U.K.-based Lyca Mobile has confirmed intruders accessed customers’ personal information after breaking into its systems.
Lyca Mobile, the London-headquartered mobile virtual network operator (MVNO) that piggybacks off network operator EE’s infrastructure, said earlier this week that it had been the target of a cyberattack which caused widespread disruption for millions of its customers, except those based in the United States, Australia, Ukraine and Tunisia.
In an update published on Friday, Lyca Mobile said that it first detected the incident on September 30 and took “immediate action to contain the incident,” such as isolating and shutting down compromised systems. Despite this, the company said that attackers have accessed “at least some of the personal information held in our system.”
While Lyca Mobile didn’t say what kinds of data was stolen, the company said that it holds customer information including names, dates of birth, addresses, copies of identity documents — such as copies of passports or identity cards — as well as customer service interactions, and some payment card information, including the last four digits of customers’ credit card numbers.
Lyca also suggested that customer passwords may have been compromised during the incident. Lyca said it encrypts data in-transit and at-rest, including passwords. When asked by TechCrunch, the company declined to comment on what type of encryption it uses. It’s not yet known if the intruders accessed or stole the company’s encryption keys.
Lyca Mobile has not said how many customers are affected by the incident.
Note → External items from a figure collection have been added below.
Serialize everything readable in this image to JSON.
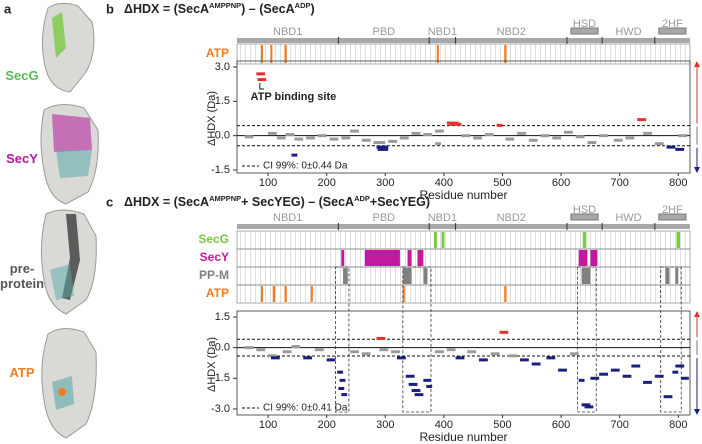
{
  "panel_a": {
    "letter": "a",
    "labels": [
      {
        "text": "SecG",
        "color": "#5cb85c"
      },
      {
        "text": "SecY",
        "color": "#b5179e"
      },
      {
        "text": "pre-protein",
        "color": "#555555"
      },
      {
        "text": "ATP",
        "color": "#f47c20"
      }
    ]
  },
  "chart_data": [
    {
      "type": "hdx",
      "letter": "b",
      "title": [
        {
          "text": "ΔHDX = (SecA"
        },
        {
          "text": "AMPPNP",
          "sup": true
        },
        {
          "text": ") – (SecA"
        },
        {
          "text": "ADP",
          "sup": true
        },
        {
          "text": ")"
        }
      ],
      "domains": [
        {
          "label": "NBD1",
          "start": 47,
          "end": 220
        },
        {
          "label": "PBD",
          "start": 220,
          "end": 375
        },
        {
          "label": "NBD1",
          "start": 375,
          "end": 420
        },
        {
          "label": "NBD2",
          "start": 420,
          "end": 610
        },
        {
          "label": "HSD",
          "start": 610,
          "end": 670,
          "boxed": true
        },
        {
          "label": "HWD",
          "start": 670,
          "end": 760
        },
        {
          "label": "2HF",
          "start": 760,
          "end": 820,
          "boxed": true
        }
      ],
      "tracks": [
        {
          "name": "ATP",
          "color": "#f47c20",
          "ranges": [
            [
              88,
              91
            ],
            [
              104,
              107
            ],
            [
              128,
              132
            ],
            [
              388,
              391
            ],
            [
              503,
              507
            ]
          ]
        }
      ],
      "peptides": {
        "start": [
          80,
          82,
          60,
          100,
          115,
          130,
          145,
          165,
          185,
          205,
          225,
          240,
          260,
          280,
          285,
          287,
          305,
          325,
          345,
          365,
          385,
          385,
          405,
          410,
          430,
          450,
          470,
          490,
          505,
          525,
          545,
          565,
          585,
          605,
          625,
          645,
          665,
          690,
          710,
          730,
          740,
          760,
          780,
          795,
          800,
          140
        ],
        "end": [
          95,
          97,
          75,
          115,
          130,
          145,
          160,
          180,
          200,
          220,
          240,
          255,
          275,
          300,
          305,
          305,
          320,
          340,
          360,
          380,
          400,
          395,
          425,
          430,
          445,
          465,
          485,
          500,
          520,
          540,
          560,
          580,
          600,
          620,
          640,
          660,
          680,
          705,
          725,
          745,
          755,
          775,
          795,
          810,
          815,
          150
        ],
        "values": [
          2.7,
          2.45,
          -0.05,
          0.1,
          -0.1,
          0.05,
          -0.15,
          -0.1,
          0.0,
          -0.15,
          -0.1,
          0.2,
          -0.2,
          -0.3,
          -0.5,
          -0.6,
          -0.25,
          -0.1,
          0.1,
          0.05,
          0.2,
          -0.35,
          0.55,
          0.5,
          0.0,
          -0.1,
          0.05,
          0.45,
          -0.15,
          0.1,
          -0.2,
          0.0,
          -0.1,
          0.15,
          -0.05,
          -0.3,
          0.0,
          -0.2,
          -0.1,
          0.7,
          0.1,
          -0.35,
          -0.5,
          -0.6,
          0.0,
          -0.85
        ]
      },
      "colors": {
        "increase": "#e8302f",
        "decrease": "#1c1f7e",
        "neutral": "#9a9a9a"
      },
      "ci": 0.44,
      "ci_label": "CI 99%: 0±0.44 Da",
      "annotation": "ATP binding site",
      "xlim": [
        47,
        820
      ],
      "xticks": [
        100,
        200,
        300,
        400,
        500,
        600,
        700,
        800
      ],
      "ylim": [
        -1.5,
        3.0
      ],
      "yticks": [
        -1.5,
        {
          "value": 0,
          "label": "0.0"
        },
        1.5,
        {
          "value": 3,
          "label": "3.0"
        }
      ],
      "xlabel": "Residue number",
      "ylabel": "ΔHDX (Da)"
    },
    {
      "type": "hdx",
      "letter": "c",
      "title": [
        {
          "text": "ΔHDX = (SecA"
        },
        {
          "text": "AMPPNP",
          "sup": true
        },
        {
          "text": "+ SecYEG) – (SecA"
        },
        {
          "text": "ADP",
          "sup": true
        },
        {
          "text": "+SecYEG)"
        }
      ],
      "domains": [
        {
          "label": "NBD1",
          "start": 47,
          "end": 220
        },
        {
          "label": "PBD",
          "start": 220,
          "end": 375
        },
        {
          "label": "NBD1",
          "start": 375,
          "end": 420
        },
        {
          "label": "NBD2",
          "start": 420,
          "end": 610
        },
        {
          "label": "HSD",
          "start": 610,
          "end": 670,
          "boxed": true
        },
        {
          "label": "HWD",
          "start": 670,
          "end": 760
        },
        {
          "label": "2HF",
          "start": 760,
          "end": 820,
          "boxed": true
        }
      ],
      "tracks": [
        {
          "name": "SecG",
          "color": "#7ac943",
          "ranges": [
            [
              383,
              388
            ],
            [
              396,
              401
            ],
            [
              637,
              643
            ],
            [
              797,
              803
            ]
          ]
        },
        {
          "name": "SecY",
          "color": "#c4189e",
          "ranges": [
            [
              225,
              230
            ],
            [
              265,
              325
            ],
            [
              338,
              345
            ],
            [
              355,
              365
            ],
            [
              630,
              645
            ],
            [
              650,
              662
            ]
          ]
        },
        {
          "name": "PP-M",
          "color": "#808080",
          "ranges": [
            [
              228,
              236
            ],
            [
              330,
              345
            ],
            [
              365,
              372
            ],
            [
              635,
              650
            ],
            [
              778,
              785
            ],
            [
              795,
              800
            ]
          ]
        },
        {
          "name": "ATP",
          "color": "#f47c20",
          "ranges": [
            [
              88,
              91
            ],
            [
              108,
              112
            ],
            [
              128,
              132
            ],
            [
              173,
              176
            ],
            [
              330,
              333
            ],
            [
              503,
              507
            ]
          ]
        }
      ],
      "highlights": [
        [
          215,
          238
        ],
        [
          330,
          378
        ],
        [
          628,
          660
        ],
        [
          770,
          805
        ]
      ],
      "peptides": {
        "start": [
          60,
          80,
          100,
          105,
          125,
          140,
          160,
          180,
          200,
          218,
          222,
          220,
          225,
          240,
          260,
          285,
          290,
          310,
          320,
          335,
          340,
          345,
          350,
          365,
          370,
          385,
          405,
          420,
          440,
          460,
          480,
          495,
          510,
          530,
          550,
          575,
          595,
          615,
          630,
          635,
          640,
          650,
          665,
          685,
          705,
          720,
          740,
          760,
          775,
          790,
          795,
          805
        ],
        "end": [
          75,
          95,
          115,
          120,
          140,
          155,
          175,
          195,
          215,
          228,
          232,
          230,
          235,
          255,
          275,
          300,
          305,
          325,
          335,
          350,
          355,
          360,
          365,
          378,
          380,
          400,
          420,
          435,
          455,
          475,
          495,
          510,
          525,
          545,
          565,
          590,
          610,
          630,
          640,
          650,
          655,
          665,
          680,
          700,
          720,
          735,
          755,
          775,
          790,
          800,
          810,
          818
        ],
        "values": [
          0.0,
          -0.1,
          -0.4,
          -0.5,
          -0.2,
          0.05,
          -0.5,
          -0.1,
          -0.6,
          -1.2,
          -1.6,
          -2.0,
          -2.3,
          -0.2,
          -0.3,
          0.45,
          -0.1,
          -0.2,
          -0.5,
          -1.4,
          -1.8,
          -2.1,
          -2.3,
          -1.6,
          -1.9,
          -0.2,
          -0.1,
          -0.5,
          -0.2,
          -0.6,
          -0.3,
          0.75,
          -0.4,
          -0.6,
          -0.8,
          -0.5,
          -1.1,
          -0.3,
          -1.6,
          -2.8,
          -2.9,
          -1.5,
          -1.3,
          -1.1,
          -1.4,
          -0.9,
          -1.7,
          -1.4,
          -2.4,
          -1.2,
          -0.9,
          -1.5
        ]
      },
      "colors": {
        "increase": "#e8302f",
        "decrease": "#1c1f7e",
        "neutral": "#9a9a9a"
      },
      "ci": 0.41,
      "ci_label": "CI 99%: 0±0.41 Da",
      "xlim": [
        47,
        820
      ],
      "xticks": [
        100,
        200,
        300,
        400,
        500,
        600,
        700,
        800
      ],
      "ylim": [
        -3.15,
        1.5
      ],
      "yticks": [
        {
          "value": -3,
          "label": "-3.0"
        },
        -1.5,
        {
          "value": 0,
          "label": "0.0"
        },
        1.5
      ],
      "xlabel": "Residue number",
      "ylabel": "ΔHDX (Da)"
    }
  ]
}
The company, which claims to be the world’s largest MVNO, says it has more than 16 million customers globally. Lyca has also yet to confirm how it was compromised or the nature of the security incident, though the company’s confirmation of data theft suggests the incident could be linked to ransomware.
Lyca Mobile spokesperson Cara Whitehouse declined to comment when reached by TechCrunch on Friday as the company is “still working with forensic investigators to assess the full impact on our systems.”
While much of the disruption caused by the cyberattack has been resolved, such as making national and international calls, Lyca Mobile said on Friday that it is currently unable to provide users with port authorization codes, which allow customers to transfer their phone numbers between cell networks. Lyca told TechCrunch earlier this week that customers in some markets remain unable to top-up their balances online.
Lyca Mobile previously told TechCrunch that it notified the U.K.’s Information Commissioner’s Office of the incident, as companies are required by law following a data breach. When reached by TechCrunch, the U.K. data watchdog has not yet commented.